Bayangkan, kota Sawahlunto dipadati orang-orang perantaian. Para petinggi Belanda kewalahan mengawasinya. W.H. Rahder saja yang menjadi kontrolir di Sawahluto mengeluh terus-menerus ke atasannya di Batavia, Direktur Departemen Dalam Negeri (Binnenland Bestuur). Gaji kecil, pekerjaan berlipat ganda, mengurus rakyat dan mengurus orang rantai. ”Ik krijg hoofdpijn,” (saya pusiiing), kata Rahder sambil mondar mandir di beranda depan rumah kediamannya. Ik (saya) ditekan sama perusahaan mengurus kettingganger (orang rantai), ditekan pula oleh atasan untuk mengurus orang-orang Sawahlunto. Mana yang harus ik urus? Sambil memegang cangklongnya, ia terus mengisap cerutu, dan mengebulkan asapnya sambil melihat ke langit yang ditutupi awan tebal, pertanda hujan akan turun. ”Sawahlunto sekarang sudah menjadi koloni kriminal”. Keluhnya.
Tut..tuut..tuuut.. bunyi kereta api, perlahan meninggalkan Emma Haven. Memasuki kota Padang, terus ke arah Tabing, berhenti mengambil penumpang, lalu melaju ke arah Lubuk Buaya, terus melewati kota-kota kecil, Padang Panjang, Solok, Silungkang dan akhirnya memasuki Sawahlunto. Pemandangan menakjubkan. Hutan lembah Anai yang hijau, air sungainya yang bersih, dan air terjunnya, menambah kesejukan mata memandang.
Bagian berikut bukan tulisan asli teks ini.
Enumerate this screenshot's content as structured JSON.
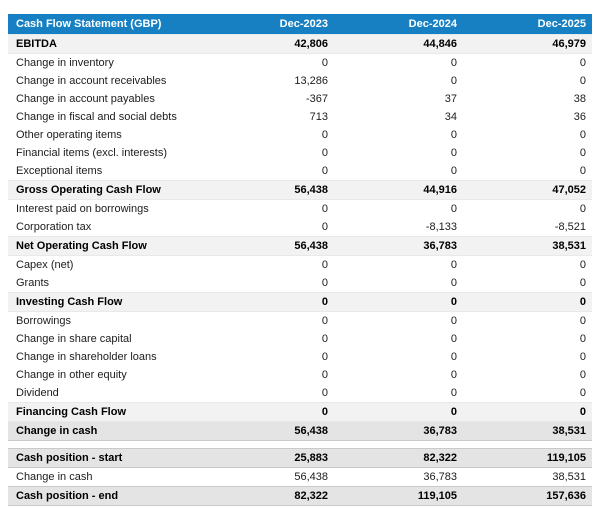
{
  "colors": {
    "header_bg": "#1780c2",
    "header_text": "#ffffff",
    "subtotal_row_bg": "#f2f2f2",
    "emphasis_row_bg": "#e4e4e4"
  },
  "chart_data": {
    "type": "table",
    "title": "Cash Flow Statement (GBP)",
    "columns": [
      "Dec-2023",
      "Dec-2024",
      "Dec-2025"
    ],
    "rows": [
      {
        "label": "EBITDA",
        "values": [
          "42,806",
          "44,846",
          "46,979"
        ],
        "style": "subtotal"
      },
      {
        "label": "Change in inventory",
        "values": [
          "0",
          "0",
          "0"
        ],
        "style": "normal"
      },
      {
        "label": "Change in account receivables",
        "values": [
          "13,286",
          "0",
          "0"
        ],
        "style": "normal"
      },
      {
        "label": "Change in account payables",
        "values": [
          "-367",
          "37",
          "38"
        ],
        "style": "normal"
      },
      {
        "label": "Change in fiscal and social debts",
        "values": [
          "713",
          "34",
          "36"
        ],
        "style": "normal"
      },
      {
        "label": "Other operating items",
        "values": [
          "0",
          "0",
          "0"
        ],
        "style": "normal"
      },
      {
        "label": "Financial items (excl. interests)",
        "values": [
          "0",
          "0",
          "0"
        ],
        "style": "normal"
      },
      {
        "label": "Exceptional items",
        "values": [
          "0",
          "0",
          "0"
        ],
        "style": "normal"
      },
      {
        "label": "Gross Operating Cash Flow",
        "values": [
          "56,438",
          "44,916",
          "47,052"
        ],
        "style": "subtotal"
      },
      {
        "label": "Interest paid on borrowings",
        "values": [
          "0",
          "0",
          "0"
        ],
        "style": "normal"
      },
      {
        "label": "Corporation tax",
        "values": [
          "0",
          "-8,133",
          "-8,521"
        ],
        "style": "normal"
      },
      {
        "label": "Net Operating Cash Flow",
        "values": [
          "56,438",
          "36,783",
          "38,531"
        ],
        "style": "subtotal"
      },
      {
        "label": "Capex (net)",
        "values": [
          "0",
          "0",
          "0"
        ],
        "style": "normal"
      },
      {
        "label": "Grants",
        "values": [
          "0",
          "0",
          "0"
        ],
        "style": "normal"
      },
      {
        "label": "Investing Cash Flow",
        "values": [
          "0",
          "0",
          "0"
        ],
        "style": "subtotal"
      },
      {
        "label": "Borrowings",
        "values": [
          "0",
          "0",
          "0"
        ],
        "style": "normal"
      },
      {
        "label": "Change in share capital",
        "values": [
          "0",
          "0",
          "0"
        ],
        "style": "normal"
      },
      {
        "label": "Change in shareholder loans",
        "values": [
          "0",
          "0",
          "0"
        ],
        "style": "normal"
      },
      {
        "label": "Change in other equity",
        "values": [
          "0",
          "0",
          "0"
        ],
        "style": "normal"
      },
      {
        "label": "Dividend",
        "values": [
          "0",
          "0",
          "0"
        ],
        "style": "normal"
      },
      {
        "label": "Financing Cash Flow",
        "values": [
          "0",
          "0",
          "0"
        ],
        "style": "subtotal"
      },
      {
        "label": "Change in cash",
        "values": [
          "56,438",
          "36,783",
          "38,531"
        ],
        "style": "emphasis"
      }
    ],
    "cash_position_rows": [
      {
        "label": "Cash position - start",
        "values": [
          "25,883",
          "82,322",
          "119,105"
        ],
        "style": "emphasis"
      },
      {
        "label": "Change in cash",
        "values": [
          "56,438",
          "36,783",
          "38,531"
        ],
        "style": "normal"
      },
      {
        "label": "Cash position - end",
        "values": [
          "82,322",
          "119,105",
          "157,636"
        ],
        "style": "emphasis"
      }
    ]
  }
}
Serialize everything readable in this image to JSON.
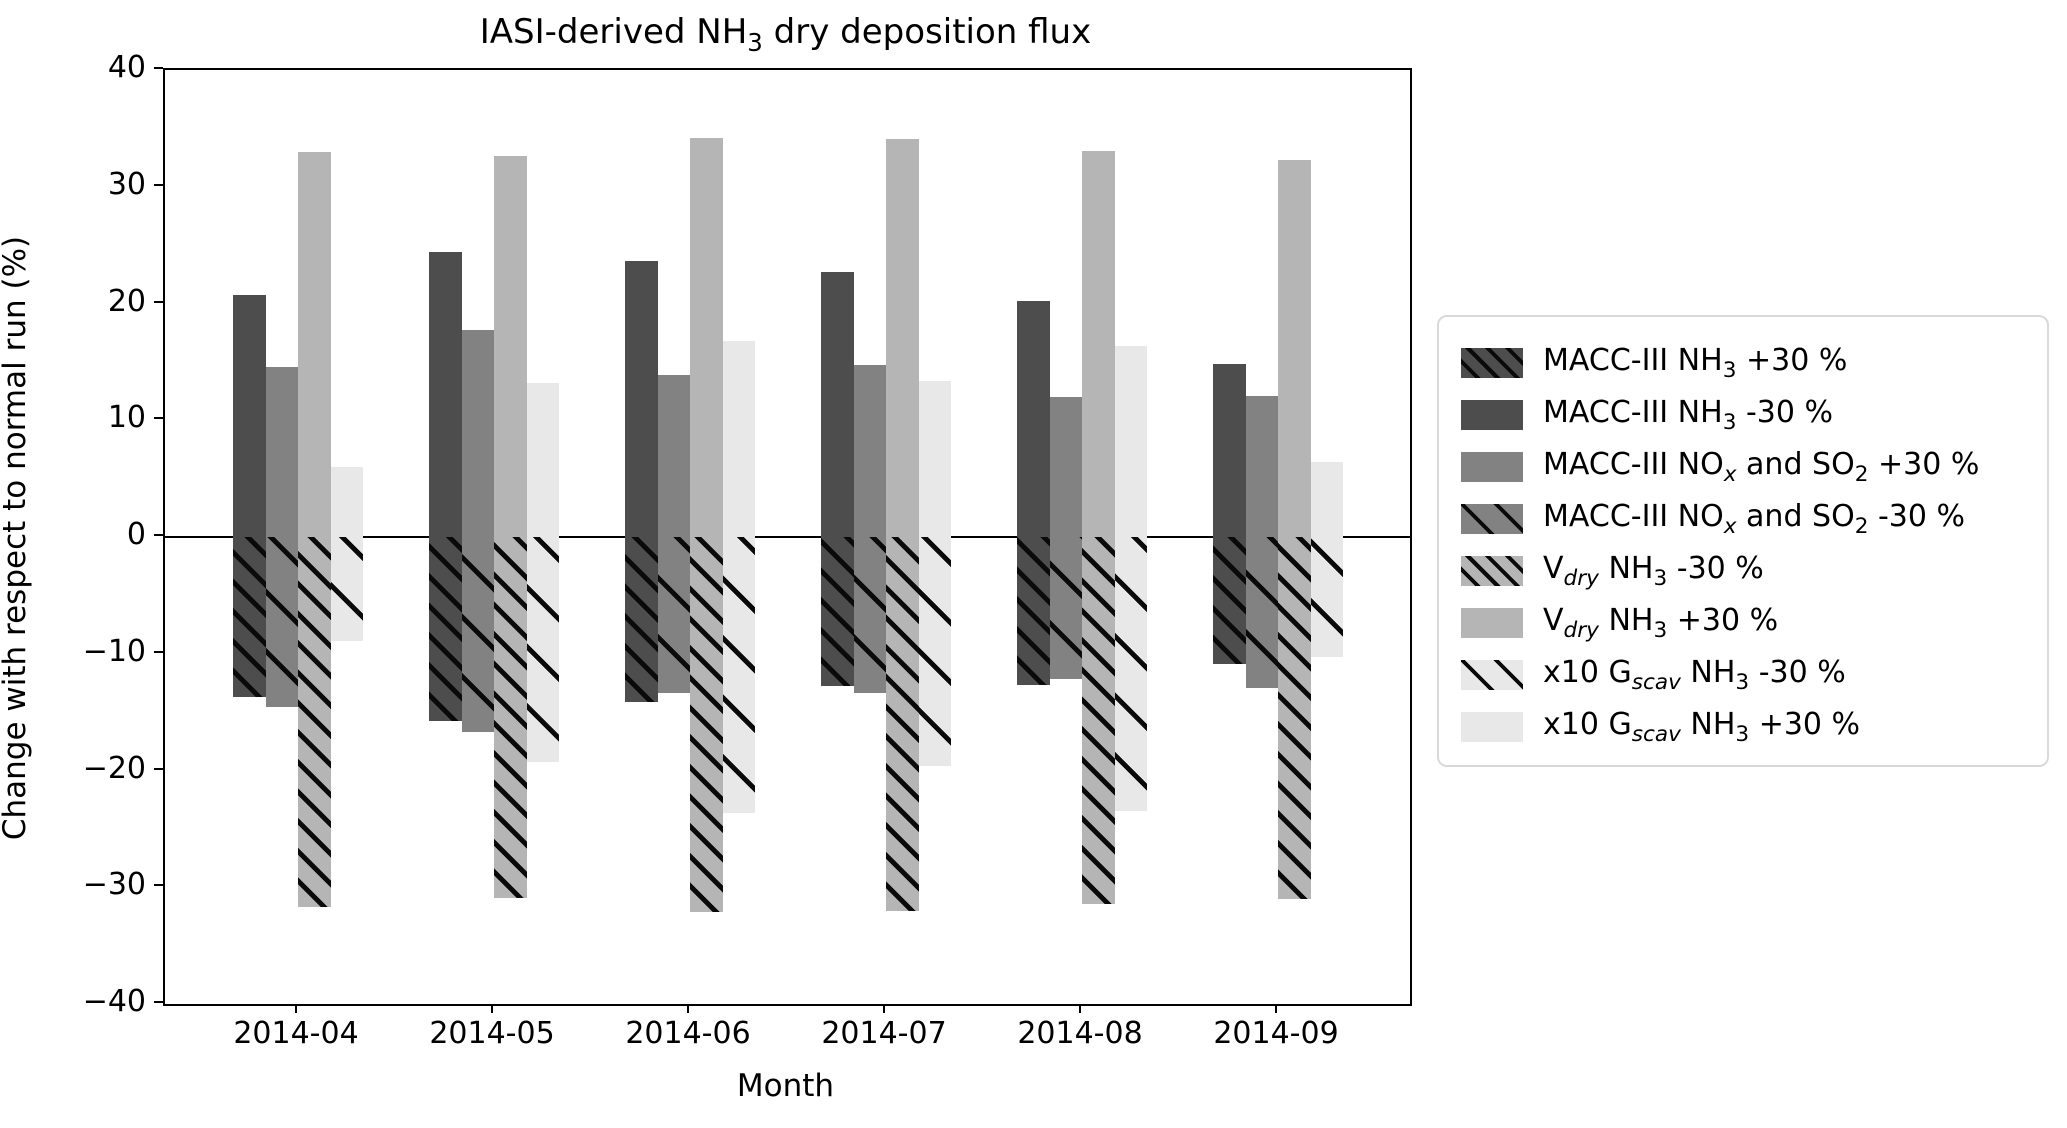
{
  "title": "IASI-derived NH3 dry deposition flux",
  "title_parts": [
    {
      "t": "IASI-derived NH"
    },
    {
      "t": "3",
      "sub": true
    },
    {
      "t": " dry deposition flux"
    }
  ],
  "axes": {
    "ylabel": "Change with respect to normal run (%)",
    "xlabel": "Month",
    "ytick_labels": [
      "40",
      "30",
      "20",
      "10",
      "0",
      "−10",
      "−20",
      "−30",
      "−40"
    ],
    "ytick_values": [
      40,
      30,
      20,
      10,
      0,
      -10,
      -20,
      -30,
      -40
    ]
  },
  "chart_data": {
    "type": "bar",
    "title": "IASI-derived NH3 dry deposition flux",
    "xlabel": "Month",
    "ylabel": "Change with respect to normal run (%)",
    "ylim": [
      -40,
      40
    ],
    "grid": false,
    "legend_position": "right-outside",
    "categories": [
      "2014-04",
      "2014-05",
      "2014-06",
      "2014-07",
      "2014-08",
      "2014-09"
    ],
    "series": [
      {
        "name": "MACC-III NH3 +30 %",
        "color": "#4d4d4d",
        "hatch": "dense",
        "column": 0,
        "values": [
          -13.7,
          -15.8,
          -14.1,
          -12.8,
          -12.7,
          -10.9
        ],
        "label_parts": [
          {
            "t": "MACC-III NH"
          },
          {
            "t": "3",
            "sub": true
          },
          {
            "t": " +30 %"
          }
        ]
      },
      {
        "name": "MACC-III NH3 -30 %",
        "color": "#4d4d4d",
        "hatch": "none",
        "column": 0,
        "values": [
          20.7,
          24.4,
          23.6,
          22.7,
          20.2,
          14.8
        ],
        "label_parts": [
          {
            "t": "MACC-III NH"
          },
          {
            "t": "3",
            "sub": true
          },
          {
            "t": " -30 %"
          }
        ]
      },
      {
        "name": "MACC-III NOx and SO2 +30 %",
        "color": "#828282",
        "hatch": "none",
        "column": 1,
        "values": [
          14.6,
          17.7,
          13.9,
          14.7,
          12.0,
          12.1
        ],
        "label_parts": [
          {
            "t": "MACC-III NO"
          },
          {
            "t": "x",
            "sub": true,
            "i": true
          },
          {
            "t": " and SO"
          },
          {
            "t": "2",
            "sub": true
          },
          {
            "t": " +30 %"
          }
        ]
      },
      {
        "name": "MACC-III NOx and SO2 -30 %",
        "color": "#828282",
        "hatch": "sparse",
        "column": 1,
        "values": [
          -14.6,
          -16.7,
          -13.4,
          -13.4,
          -12.2,
          -12.9
        ],
        "label_parts": [
          {
            "t": "MACC-III NO"
          },
          {
            "t": "x",
            "sub": true,
            "i": true
          },
          {
            "t": " and SO"
          },
          {
            "t": "2",
            "sub": true
          },
          {
            "t": " -30 %"
          }
        ]
      },
      {
        "name": "Vdry NH3 -30 %",
        "color": "#b5b5b5",
        "hatch": "dense",
        "column": 2,
        "values": [
          -31.7,
          -30.9,
          -32.1,
          -32.0,
          -31.4,
          -31.0
        ],
        "label_parts": [
          {
            "t": "V"
          },
          {
            "t": "dry",
            "sub": true,
            "i": true
          },
          {
            "t": " NH"
          },
          {
            "t": "3",
            "sub": true
          },
          {
            "t": " -30 %"
          }
        ]
      },
      {
        "name": "Vdry NH3 +30 %",
        "color": "#b5b5b5",
        "hatch": "none",
        "column": 2,
        "values": [
          33.0,
          32.6,
          34.2,
          34.1,
          33.1,
          32.3
        ],
        "label_parts": [
          {
            "t": "V"
          },
          {
            "t": "dry",
            "sub": true,
            "i": true
          },
          {
            "t": " NH"
          },
          {
            "t": "3",
            "sub": true
          },
          {
            "t": " +30 %"
          }
        ]
      },
      {
        "name": "x10 Gscav NH3 -30 %",
        "color": "#e8e8e8",
        "hatch": "sparse",
        "column": 3,
        "values": [
          -8.9,
          -19.3,
          -23.6,
          -19.6,
          -23.5,
          -10.3
        ],
        "label_parts": [
          {
            "t": "x10 G"
          },
          {
            "t": "scav",
            "sub": true,
            "i": true
          },
          {
            "t": " NH"
          },
          {
            "t": "3",
            "sub": true
          },
          {
            "t": " -30 %"
          }
        ]
      },
      {
        "name": "x10 Gscav NH3 +30 %",
        "color": "#e8e8e8",
        "hatch": "none",
        "column": 3,
        "values": [
          6.0,
          13.2,
          16.8,
          13.4,
          16.4,
          6.4
        ],
        "label_parts": [
          {
            "t": "x10 G"
          },
          {
            "t": "scav",
            "sub": true,
            "i": true
          },
          {
            "t": " NH"
          },
          {
            "t": "3",
            "sub": true
          },
          {
            "t": " +30 %"
          }
        ]
      }
    ]
  }
}
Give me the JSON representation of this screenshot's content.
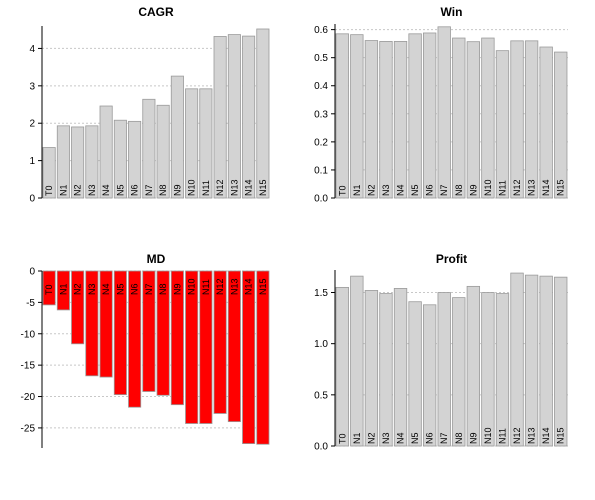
{
  "chart_data": [
    {
      "type": "bar",
      "title": "CAGR",
      "xlabel": "",
      "ylabel": "",
      "categories": [
        "T0",
        "N1",
        "N2",
        "N3",
        "N4",
        "N5",
        "N6",
        "N7",
        "N8",
        "N9",
        "N10",
        "N11",
        "N12",
        "N13",
        "N14",
        "N15"
      ],
      "values": [
        1.35,
        1.93,
        1.9,
        1.93,
        2.46,
        2.08,
        2.05,
        2.64,
        2.48,
        3.26,
        2.92,
        2.92,
        4.32,
        4.37,
        4.33,
        4.52
      ],
      "ylim": [
        0,
        4.6
      ],
      "yticks": [
        0,
        1,
        2,
        3,
        4
      ],
      "grid": true,
      "bar_color": "#d3d3d3"
    },
    {
      "type": "bar",
      "title": "Win",
      "xlabel": "",
      "ylabel": "",
      "categories": [
        "T0",
        "N1",
        "N2",
        "N3",
        "N4",
        "N5",
        "N6",
        "N7",
        "N8",
        "N9",
        "N10",
        "N11",
        "N12",
        "N13",
        "N14",
        "N15"
      ],
      "values": [
        0.585,
        0.582,
        0.561,
        0.558,
        0.558,
        0.585,
        0.588,
        0.61,
        0.57,
        0.557,
        0.57,
        0.525,
        0.56,
        0.56,
        0.538,
        0.52
      ],
      "ylim": [
        0,
        0.62
      ],
      "yticks": [
        "0.0",
        "0.1",
        "0.2",
        "0.3",
        "0.4",
        "0.5",
        "0.6"
      ],
      "grid": true,
      "bar_color": "#d3d3d3"
    },
    {
      "type": "bar",
      "title": "MD",
      "xlabel": "",
      "ylabel": "",
      "categories": [
        "T0",
        "N1",
        "N2",
        "N3",
        "N4",
        "N5",
        "N6",
        "N7",
        "N8",
        "N9",
        "N10",
        "N11",
        "N12",
        "N13",
        "N14",
        "N15"
      ],
      "values": [
        -5.4,
        -6.2,
        -11.6,
        -16.7,
        -16.9,
        -19.7,
        -21.7,
        -19.2,
        -19.8,
        -21.3,
        -24.3,
        -24.3,
        -22.7,
        -24.0,
        -27.5,
        -27.6
      ],
      "ylim": [
        -28.2,
        0
      ],
      "yticks": [
        0,
        -5,
        -10,
        -15,
        -20,
        -25
      ],
      "grid": true,
      "bar_color": "#ff0000"
    },
    {
      "type": "bar",
      "title": "Profit",
      "xlabel": "",
      "ylabel": "",
      "categories": [
        "T0",
        "N1",
        "N2",
        "N3",
        "N4",
        "N5",
        "N6",
        "N7",
        "N8",
        "N9",
        "N10",
        "N11",
        "N12",
        "N13",
        "N14",
        "N15"
      ],
      "values": [
        1.55,
        1.66,
        1.52,
        1.49,
        1.54,
        1.41,
        1.38,
        1.5,
        1.45,
        1.56,
        1.5,
        1.49,
        1.69,
        1.67,
        1.66,
        1.65
      ],
      "ylim": [
        0,
        1.72
      ],
      "yticks": [
        "0.0",
        "0.5",
        "1.0",
        "1.5"
      ],
      "grid": true,
      "bar_color": "#d3d3d3"
    }
  ]
}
Air danau Singkarak yang membiru, berkilau-kilau diterpa cahaya matahari, padi menguning bak hamparan permadani menghiasi pemandangan ketika kereta menuju Solok. Detak-detak mesin tenun terdengar sayup dari rumah-rumah penduduk Silungkang, ikut menambah semaraknya suasana perjalanan menuju penjara Sawahlunto. Suasana indah itu tentulah milik penumpang kereta api biasa, bukan milik para napi yang melihat semua itu melalui pintu-pintu jendela kereta api dengan pandangan kosong.
Aba-aba bahwa kereta api akan berhenti sudah nampak. Lambaian-lambaian bendera kecil sudah mulai kelihatan sejak kereta api memasuki stasiun Muara Kalaban, dan sebentar lagi akan tiba di tempat yang dituju. Hatiku gundah, kata Usup, mau masuk ke lobang tambang, pasti kita mati, katanya meyakinkan teman-teman yang duduk di sebelahnya.
Raung kereta api yang panjang menandakan perjalanan semakin mencapai di tempat tujuan, stasiun Sawahlunto, tujuan akhir dan awal dari penjara baru untuk para napi. Oppas-oppas tangsi, bersiap-siap, polisi juga tidak ketinggalan. Satu persatu napi turun dari kereta api, ditampung di berbagai tangsi.
Mula-mula mereka ditempatkan di sebuah tangsi di Muaro Kalaban, karena harus membuat jalan kereta api. Para napi selanjutnya ditempatkan di tangsi Rantai, dekat lapangan bola kaki – lapangan yang dibangun sendiri - lalu di tangsi Durian di daerah Waringin, seterusnya tangsi di kampung Sungai Durian. Tangsi-tangsi itu mirip penjara, karena dijaga ketat oleh para oppas tangsi yang seram dan berpenampilan bengis.
Dari mana Belanda mengambil para oppas tangsi ini? Mula-mula dari daerah kampung sekitarnya, dari orang-orang bagak atau pemberani dan memiliki ilmu. Semakin banyak orang-orang napi yang datang semakin banyak pula sipir atau oppas tangsi diperlukan. Tidak cukup dari daerah sekitarnya, Belanda lalu mencari ke daerah Gunung Sitoli, orang-orang Batak yang pemberani, berbadan kekar. Belanda melatih mereka, diberi senjata, dan memakai baju seragam hitam, pakai topi, berjalan tegap, dengan mata terus mencurigai gerak-gerik napi. Para oppas tangsi menjaga dan memata-matai para napi di tangsi. Bermulalah kehidupan baru di penjara baru Sawahlunto.